A major factor in the growth of Medicaid is the recession, which has pushed hundreds of thousands of Floridians out of jobs and employer-sponsored coverage. The Economic Policy Institute reported this week that the rate of workplace coverage dropped three percentage points between 2008 and 2009, to about 59 percent.

Senate leaders this morning also began an all-day meeting to listen to testimony about Medicaid. As a sign of the large financial stakes involved in the issue, early presenters included representatives of the hospital industry and the managed-care industry — along with the senior-advocacy group AARP.

Senate Health and Human Services Appropriations Chairman Joe Negron, R-Stuart, said during the meeting that he approaches the Medicaid overhaul as a “blank sheet of white paper” that will need to be filled in with details. Rich said the “$64,000 question” is how to fix the system, not whether it needs to be fixed.

“We all agree the system is broken and it needs to be reformed,” said Rich, who has long been involved in health and human-services issues.

The meeting and Tuesday’s resolution are initial steps in what likely will be months of debate about how to change the program, which has gobbled increasingly large chunks of the state budget in recent years.

Also during Tuesday’s special session, lawmakers overrode Gov. Charlie Crist’s veto of $9.7 million in funding for the Shands teaching hospital in Gainesville. The veto in May stunned lawmakers and also threatened millions of dollars in federal matching funds for other teaching hospitals.

House Speaker Dean Cannon and Senate President Mike Haridopolos, who were sworn into their offices Tuesday, have made seeking freedom from federal requirements a rallying cry as they prepare to tackle Medicaid during the spring legislative session.

Haridopolos has repeatedly likened the idea to federal welfare reform in the 1990s, which gave states a large amount of leeway in running aid programs. Despite possible federal obstacles, he said passing the resolution Tuesday was a start toward revamping Medicaid.

“I think we just clearly laid down the gauntlet,” the Merritt Island Republican said. “We’re going to take this on.”

The Medicaid resolution, which passed on voice votes in the House and Senate, only expressed the Legislature’s intent and does not make actual changes in the health program for low-income people. But it touched off a Senate debate that likely will be a preview of what is to come.

Along with calling for the federal government to give Florida more authority in running the program, the resolution also makes clear that Republican leaders want to gradually shift almost all Medicaid recipients into managed-care plans — even frail seniors who qualify for long-term care.

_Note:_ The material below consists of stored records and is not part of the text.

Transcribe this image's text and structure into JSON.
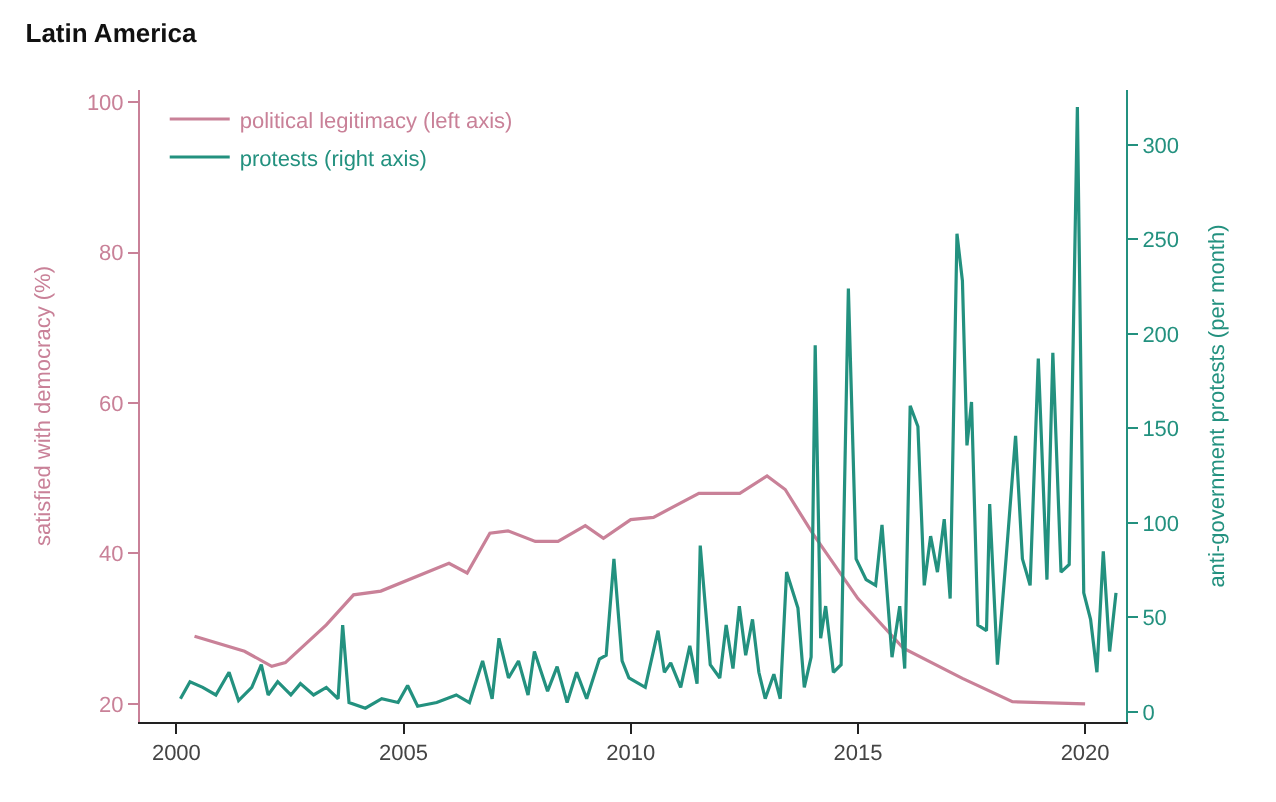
{
  "chart_data": {
    "type": "line",
    "title": "Latin America",
    "ylabel": "satisfied with democracy (%)",
    "y2label": "anti-government protests (per month)",
    "xlim": [
      1999.2,
      2020.9
    ],
    "xticks": [
      2000,
      2005,
      2010,
      2015,
      2020
    ],
    "ylim": [
      17.6,
      101.6
    ],
    "yticks": [
      20,
      40,
      60,
      80,
      100
    ],
    "y2lim": [
      -5.3,
      329
    ],
    "y2ticks": [
      0,
      50,
      100,
      150,
      200,
      250,
      300
    ],
    "legend": "top left",
    "marker": "none",
    "line_style": "solid",
    "series": [
      {
        "name": "political legitimacy (left axis)",
        "color": "#c98198",
        "axis": "y",
        "x": [
          2000.4,
          2001.5,
          2002.1,
          2002.4,
          2003.3,
          2003.9,
          2004.5,
          2006.0,
          2006.4,
          2006.9,
          2007.3,
          2007.9,
          2008.4,
          2009.0,
          2009.4,
          2010.0,
          2010.5,
          2011.5,
          2012.4,
          2013.0,
          2013.4,
          2014.0,
          2015.0,
          2016.0,
          2017.3,
          2018.4,
          2020.0
        ],
        "values": [
          29,
          27,
          25,
          25.5,
          30.5,
          34.5,
          35,
          38.7,
          37.4,
          42.7,
          43,
          41.6,
          41.6,
          43.7,
          42,
          44.5,
          44.8,
          48,
          48,
          50.3,
          48.5,
          42.7,
          34,
          27.4,
          23.4,
          20.3,
          20
        ]
      },
      {
        "name": "protests (right axis)",
        "color": "#23917f",
        "axis": "y2",
        "x": [
          2000.09,
          2000.3,
          2000.58,
          2000.87,
          2001.16,
          2001.37,
          2001.66,
          2001.87,
          2002.02,
          2002.23,
          2002.52,
          2002.73,
          2003.02,
          2003.3,
          2003.56,
          2003.66,
          2003.8,
          2004.16,
          2004.52,
          2004.88,
          2005.09,
          2005.31,
          2005.73,
          2006.16,
          2006.45,
          2006.74,
          2006.95,
          2007.1,
          2007.31,
          2007.53,
          2007.74,
          2007.88,
          2008.17,
          2008.38,
          2008.6,
          2008.81,
          2009.03,
          2009.31,
          2009.46,
          2009.63,
          2009.81,
          2009.96,
          2010.32,
          2010.6,
          2010.74,
          2010.88,
          2011.1,
          2011.3,
          2011.46,
          2011.53,
          2011.75,
          2011.96,
          2012.1,
          2012.25,
          2012.39,
          2012.53,
          2012.68,
          2012.82,
          2012.96,
          2013.15,
          2013.29,
          2013.43,
          2013.68,
          2013.82,
          2013.97,
          2014.06,
          2014.18,
          2014.29,
          2014.46,
          2014.63,
          2014.79,
          2014.96,
          2015.18,
          2015.39,
          2015.53,
          2015.75,
          2015.92,
          2016.03,
          2016.15,
          2016.32,
          2016.46,
          2016.6,
          2016.75,
          2016.9,
          2017.03,
          2017.18,
          2017.3,
          2017.4,
          2017.5,
          2017.64,
          2017.83,
          2017.9,
          2018.07,
          2018.26,
          2018.47,
          2018.62,
          2018.79,
          2018.97,
          2019.16,
          2019.29,
          2019.47,
          2019.65,
          2019.83,
          2019.97,
          2020.12,
          2020.26,
          2020.4,
          2020.54,
          2020.68
        ],
        "values": [
          7,
          16,
          13,
          9,
          21,
          6,
          13,
          25,
          9,
          16,
          9,
          15,
          9,
          13,
          7,
          46,
          5,
          2,
          7,
          5,
          14,
          3,
          5,
          9,
          5,
          27,
          7,
          39,
          18,
          27,
          9,
          32,
          11,
          24,
          5,
          21,
          7,
          28,
          30,
          81,
          27,
          18,
          13,
          43,
          21,
          26,
          13,
          35,
          15,
          88,
          25,
          18,
          46,
          23,
          56,
          30,
          49,
          21,
          7,
          20,
          7,
          74,
          55,
          13,
          29,
          194,
          39,
          56,
          21,
          25,
          224,
          81,
          70,
          67,
          99,
          29,
          56,
          23,
          162,
          151,
          67,
          93,
          74,
          102,
          60,
          253,
          228,
          141,
          164,
          46,
          43,
          110,
          25,
          81,
          146,
          81,
          67,
          187,
          70,
          190,
          74,
          78,
          320,
          63,
          49,
          21,
          85,
          32,
          63
        ]
      }
    ]
  }
}
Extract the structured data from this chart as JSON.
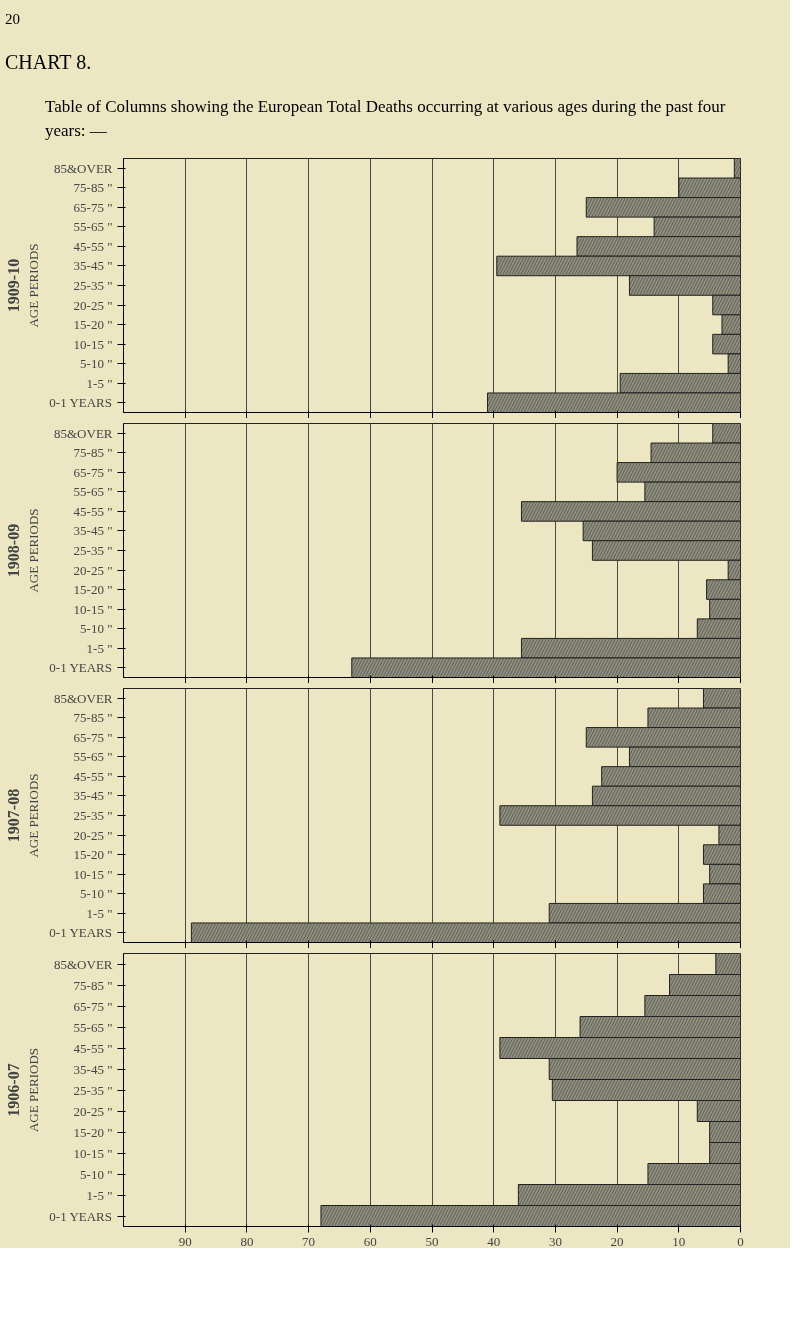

Sen. Mike Fasano, R-New Port Richey, objected to the possibility of putting seniors into HMOs and said lawmakers should not have taken up the resolution Tuesday.

“This goes beyond telling Congress to just leave us alone,” Fasano said.

But Negron said using managed care doesn’t necessarily mean enrolling people in HMOs. It also can involve such things as provider-service networks, which are local managed-care organizations that typically are linked to hospital systems.

“If you vote yes (on the resolution), you’re not voting to put a soul in an HMO,” Gaetz said.

The House and Senate spent the 2010 spring session working on changes to the Medicaid system but could not reach agreement on a final plan. Instead, lawmakers directed the state Agency for Health Care Administration to seek federal approval for an extension of the pilot program, which requires most Medicaid beneficiaries in Broward, Duval, Nassau, Baker and Clay counties to enroll in managed-care plans.

But federal officials have informed the state that they won’t approve a straight extension of the current program and will seek changes. AHCA and federal officials have been in discussions about the issue.

Greg Mellowe, policy director for the patient-advocacy group Florida CHAIN, said in an e-mail that the federal response to extending the pilot raises questions about whether even that program could expand further.

The “more grandiose proposal (in the Medicaid resolution) would seem to be a non-starter,” he said.